Ganesh Pandian A., director of the company in Chennai, whose visually-challenged daughter is an alumna of the school said the app was a natural development. In college, with no teachers to support her at every step, the simple task of finding her way to the restroom was a struggle, he recalled.

Currently, the app can be used by students who learn in English, Hindi, Tamil and Marathi. Its catalogue boasts a total of 4,000 audio lessons. “We developed the version for the vision-impaired first, and the version for the hearing-impaired was the natural next step,” Mr. Maharajan said. The team created visual files that students could read.

The user screen of ‘Audable’ (the app for the hearing impaired) comes with a listen and speak option. The mobile screen is split into two, with the bottom half used to record and store ‘favourite’ words. A hearing-impaired person can tap on the word and the app will pronounce it. The user can type out a message and tap on the speak icon to read it aloud.

“When the user wants to understand what is being said they could simply click the ‘listen’ button and the app will capture the speaker’s voice input and display it as text in a text box”, Mr. Maharajan said.

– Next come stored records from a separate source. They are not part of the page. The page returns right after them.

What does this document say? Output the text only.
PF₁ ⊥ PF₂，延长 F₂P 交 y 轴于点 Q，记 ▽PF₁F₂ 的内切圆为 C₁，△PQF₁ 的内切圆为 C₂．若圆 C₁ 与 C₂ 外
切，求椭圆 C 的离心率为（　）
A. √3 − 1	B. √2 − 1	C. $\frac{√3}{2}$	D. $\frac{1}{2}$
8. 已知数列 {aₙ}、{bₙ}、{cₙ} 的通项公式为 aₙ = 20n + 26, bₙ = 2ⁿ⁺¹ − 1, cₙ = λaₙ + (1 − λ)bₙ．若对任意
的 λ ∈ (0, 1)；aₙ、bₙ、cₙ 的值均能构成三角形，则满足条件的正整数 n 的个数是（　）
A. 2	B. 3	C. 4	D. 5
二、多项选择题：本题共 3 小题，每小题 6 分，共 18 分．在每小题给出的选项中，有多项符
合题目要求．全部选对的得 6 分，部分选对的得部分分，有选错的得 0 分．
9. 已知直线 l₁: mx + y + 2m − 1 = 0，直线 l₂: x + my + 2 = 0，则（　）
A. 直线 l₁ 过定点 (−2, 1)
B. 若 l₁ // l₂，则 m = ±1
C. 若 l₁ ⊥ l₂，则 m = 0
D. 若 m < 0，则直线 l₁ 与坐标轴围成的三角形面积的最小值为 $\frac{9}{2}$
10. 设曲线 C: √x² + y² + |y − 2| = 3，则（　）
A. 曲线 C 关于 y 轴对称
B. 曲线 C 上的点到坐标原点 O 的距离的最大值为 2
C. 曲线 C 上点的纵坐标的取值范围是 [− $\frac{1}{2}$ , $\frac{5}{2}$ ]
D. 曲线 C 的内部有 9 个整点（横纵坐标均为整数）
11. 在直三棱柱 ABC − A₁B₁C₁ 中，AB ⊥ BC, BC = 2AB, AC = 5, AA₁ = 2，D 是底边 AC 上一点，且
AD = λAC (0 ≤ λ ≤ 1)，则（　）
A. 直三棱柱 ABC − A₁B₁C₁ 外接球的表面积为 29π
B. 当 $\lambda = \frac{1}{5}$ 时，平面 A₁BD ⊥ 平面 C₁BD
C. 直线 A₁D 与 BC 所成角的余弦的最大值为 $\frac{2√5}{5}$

The app also comes with a default SOS option. It loads two emergency contacts – primary and secondary. A user can tap thrice on the mic to activate a call that will go to the stored primary contact. 

Visually challenged S. Nivedha of Class XII uses the app to access all her classwork materials. “It also allows us to access other books and impart knowledge,” she said. The teachers said the students had the freedom to explore and learn on their own.